Il n'est peut-être pas non plus totalement illégitime de regretter que l'ouvrage, très représentatif de l'école anglo-saxonne, accorde si peu de place à la tradition orientaliste française, dans la mesure où ce sont surtout les travaux anglophones qui ont servi de référence à la plupart des auteurs (même si certains maîtres tels qu'André Bareau ou Etienne Lamotte n'ont pas été oubliés). C'est ainsi que la période coloniale française est complètement occultée, ce qui répond pour une part à l'omission de certaines zones géographiques signalées plus haut, celles-ci étant précisément les régions jadis administrées par la France (Cambodge, Laos, Vietnam 8).

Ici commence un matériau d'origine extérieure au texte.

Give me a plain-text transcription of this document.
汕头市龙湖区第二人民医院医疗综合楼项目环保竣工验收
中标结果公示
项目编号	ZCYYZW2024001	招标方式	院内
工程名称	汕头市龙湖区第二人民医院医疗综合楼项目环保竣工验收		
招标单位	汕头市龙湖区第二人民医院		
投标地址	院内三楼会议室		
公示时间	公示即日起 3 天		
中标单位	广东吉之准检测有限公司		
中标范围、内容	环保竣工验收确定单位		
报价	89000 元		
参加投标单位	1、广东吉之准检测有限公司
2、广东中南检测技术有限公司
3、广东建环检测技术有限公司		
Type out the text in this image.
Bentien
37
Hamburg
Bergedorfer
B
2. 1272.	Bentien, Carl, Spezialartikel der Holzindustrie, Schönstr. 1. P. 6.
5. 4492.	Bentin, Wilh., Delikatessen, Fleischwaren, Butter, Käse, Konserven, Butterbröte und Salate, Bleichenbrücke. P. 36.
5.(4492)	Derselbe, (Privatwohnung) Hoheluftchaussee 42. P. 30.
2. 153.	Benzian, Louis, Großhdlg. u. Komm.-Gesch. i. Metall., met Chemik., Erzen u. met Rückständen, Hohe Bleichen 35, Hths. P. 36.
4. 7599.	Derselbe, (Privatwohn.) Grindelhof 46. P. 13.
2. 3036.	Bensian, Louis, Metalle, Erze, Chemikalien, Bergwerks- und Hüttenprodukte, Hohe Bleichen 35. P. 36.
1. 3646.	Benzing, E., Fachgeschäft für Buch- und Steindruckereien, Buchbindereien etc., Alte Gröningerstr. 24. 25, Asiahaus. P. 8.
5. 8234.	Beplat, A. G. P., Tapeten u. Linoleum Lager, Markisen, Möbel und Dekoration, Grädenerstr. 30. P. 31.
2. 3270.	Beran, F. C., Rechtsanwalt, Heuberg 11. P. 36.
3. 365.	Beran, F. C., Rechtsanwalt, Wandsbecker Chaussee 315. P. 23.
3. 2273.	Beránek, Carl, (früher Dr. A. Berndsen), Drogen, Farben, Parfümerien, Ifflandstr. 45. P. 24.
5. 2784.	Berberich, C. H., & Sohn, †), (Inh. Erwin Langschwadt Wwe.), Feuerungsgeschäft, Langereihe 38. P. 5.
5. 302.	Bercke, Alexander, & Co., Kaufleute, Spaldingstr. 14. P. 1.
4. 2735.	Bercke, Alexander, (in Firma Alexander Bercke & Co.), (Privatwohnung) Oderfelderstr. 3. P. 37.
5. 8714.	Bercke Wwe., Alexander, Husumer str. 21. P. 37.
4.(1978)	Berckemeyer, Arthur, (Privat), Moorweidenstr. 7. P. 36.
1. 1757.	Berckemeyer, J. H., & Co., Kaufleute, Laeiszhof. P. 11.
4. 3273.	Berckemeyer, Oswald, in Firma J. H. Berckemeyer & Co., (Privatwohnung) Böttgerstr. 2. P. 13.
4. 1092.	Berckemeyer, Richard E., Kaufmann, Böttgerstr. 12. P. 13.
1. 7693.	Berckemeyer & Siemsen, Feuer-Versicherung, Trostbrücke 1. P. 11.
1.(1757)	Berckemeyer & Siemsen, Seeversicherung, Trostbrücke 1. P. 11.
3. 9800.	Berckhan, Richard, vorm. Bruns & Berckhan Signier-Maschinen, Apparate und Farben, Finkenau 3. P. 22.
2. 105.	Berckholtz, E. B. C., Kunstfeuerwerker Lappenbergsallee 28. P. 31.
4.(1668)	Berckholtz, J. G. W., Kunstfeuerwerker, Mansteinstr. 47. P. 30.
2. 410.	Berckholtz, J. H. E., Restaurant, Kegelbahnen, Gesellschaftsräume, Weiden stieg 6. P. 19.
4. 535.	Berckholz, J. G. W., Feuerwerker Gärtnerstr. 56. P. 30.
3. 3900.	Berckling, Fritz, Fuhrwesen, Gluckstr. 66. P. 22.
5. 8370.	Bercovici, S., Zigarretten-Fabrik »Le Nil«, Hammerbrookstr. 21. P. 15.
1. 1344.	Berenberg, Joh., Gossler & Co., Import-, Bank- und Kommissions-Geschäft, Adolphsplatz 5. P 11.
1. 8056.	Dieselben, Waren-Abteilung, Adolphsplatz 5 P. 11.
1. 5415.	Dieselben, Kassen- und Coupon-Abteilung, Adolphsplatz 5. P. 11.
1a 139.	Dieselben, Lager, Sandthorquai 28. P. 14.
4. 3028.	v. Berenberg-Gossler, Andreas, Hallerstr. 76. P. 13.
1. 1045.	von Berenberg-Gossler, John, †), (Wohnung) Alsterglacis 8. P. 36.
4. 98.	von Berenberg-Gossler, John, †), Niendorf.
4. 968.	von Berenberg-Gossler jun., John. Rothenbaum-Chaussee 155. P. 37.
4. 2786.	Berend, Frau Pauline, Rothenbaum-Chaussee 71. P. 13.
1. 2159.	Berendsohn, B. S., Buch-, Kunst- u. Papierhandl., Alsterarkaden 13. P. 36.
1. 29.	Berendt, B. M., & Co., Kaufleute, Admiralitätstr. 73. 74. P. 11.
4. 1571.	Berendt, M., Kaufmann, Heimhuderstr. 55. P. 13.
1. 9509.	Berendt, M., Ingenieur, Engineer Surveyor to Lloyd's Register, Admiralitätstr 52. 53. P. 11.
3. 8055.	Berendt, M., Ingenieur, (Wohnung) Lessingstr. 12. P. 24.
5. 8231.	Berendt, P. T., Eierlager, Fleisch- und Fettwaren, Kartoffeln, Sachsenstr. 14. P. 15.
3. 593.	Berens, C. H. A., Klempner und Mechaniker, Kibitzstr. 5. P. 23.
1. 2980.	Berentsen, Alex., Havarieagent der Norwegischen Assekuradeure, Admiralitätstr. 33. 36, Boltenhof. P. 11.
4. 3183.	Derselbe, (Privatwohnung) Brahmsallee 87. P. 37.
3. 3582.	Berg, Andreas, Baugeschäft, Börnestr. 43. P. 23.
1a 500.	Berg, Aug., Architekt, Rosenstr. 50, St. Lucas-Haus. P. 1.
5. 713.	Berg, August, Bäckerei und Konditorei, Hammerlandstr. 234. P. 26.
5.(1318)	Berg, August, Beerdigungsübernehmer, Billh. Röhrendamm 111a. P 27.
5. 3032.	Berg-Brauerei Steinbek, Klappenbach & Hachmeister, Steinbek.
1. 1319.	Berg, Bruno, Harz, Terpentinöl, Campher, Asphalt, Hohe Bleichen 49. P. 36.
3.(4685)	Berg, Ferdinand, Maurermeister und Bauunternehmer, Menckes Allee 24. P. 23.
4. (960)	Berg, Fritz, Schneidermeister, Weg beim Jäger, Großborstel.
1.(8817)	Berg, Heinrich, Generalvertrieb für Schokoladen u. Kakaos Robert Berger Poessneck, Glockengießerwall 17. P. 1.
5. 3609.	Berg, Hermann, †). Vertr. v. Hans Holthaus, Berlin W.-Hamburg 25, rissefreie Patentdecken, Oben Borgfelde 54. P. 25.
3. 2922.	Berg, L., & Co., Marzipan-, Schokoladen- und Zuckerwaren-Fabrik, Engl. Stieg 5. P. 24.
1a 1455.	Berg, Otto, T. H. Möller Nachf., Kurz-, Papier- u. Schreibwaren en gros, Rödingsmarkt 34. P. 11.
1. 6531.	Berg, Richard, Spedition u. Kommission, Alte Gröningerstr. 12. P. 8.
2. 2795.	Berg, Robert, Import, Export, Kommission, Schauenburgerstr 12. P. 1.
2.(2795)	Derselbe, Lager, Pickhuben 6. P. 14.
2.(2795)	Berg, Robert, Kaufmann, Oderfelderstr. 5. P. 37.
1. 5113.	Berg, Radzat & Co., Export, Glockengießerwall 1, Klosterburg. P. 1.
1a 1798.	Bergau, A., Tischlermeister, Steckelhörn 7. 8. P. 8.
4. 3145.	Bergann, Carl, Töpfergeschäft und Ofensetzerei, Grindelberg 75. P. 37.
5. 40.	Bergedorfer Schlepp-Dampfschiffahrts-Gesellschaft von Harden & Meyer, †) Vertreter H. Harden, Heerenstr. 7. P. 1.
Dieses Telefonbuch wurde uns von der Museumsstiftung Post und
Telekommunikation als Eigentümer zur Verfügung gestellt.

Or le processus qui a conduit à l'adoption dans ces régions des terminologies modernes (hïnayana , theravada ) est également redevable aux initiatives prises par l'administration de l'Indochine française pour faire du bouddhisme un vecteur d'unification de ces États redessinés par les contingences politiques 9. L'Institut bouddhique, mis en place au Cambodge et au Laos sous le patronage de certains membres de l'École française d'Extrême-Orient (Louis Finot, George Cœdès, Suzanne Karpelès, Pierre Dupont), fut l'un des principaux outils de cette dynamique et les sources mettent en évidence les efforts déployés par les autorités coloniales pour faire valoir l'unité du «bouddhisme hïnayana », en vue de fédérer les peuples khmers et lao 10. Ce peu de considération pour les travaux francophones explique peut-être l'absence de référence à cette énigmatique «tradition du kammatthân 11 » : répandue dans une grande partie de la péninsule indochinoise, cette tradition séculaire se distingue par un ensemble de pratiques et de textes qui, tout en s 'appuyant sur une terminologie pali et sur le corpus singhalais, s'avèrent originaux et parfois en contradiction avec celui-ci. Là aussi cette tradition, parfois désignée au moyen d'épithètes fantaisistes, soulève des questions sur la nature du «theravada » en Asie du Sud-Est.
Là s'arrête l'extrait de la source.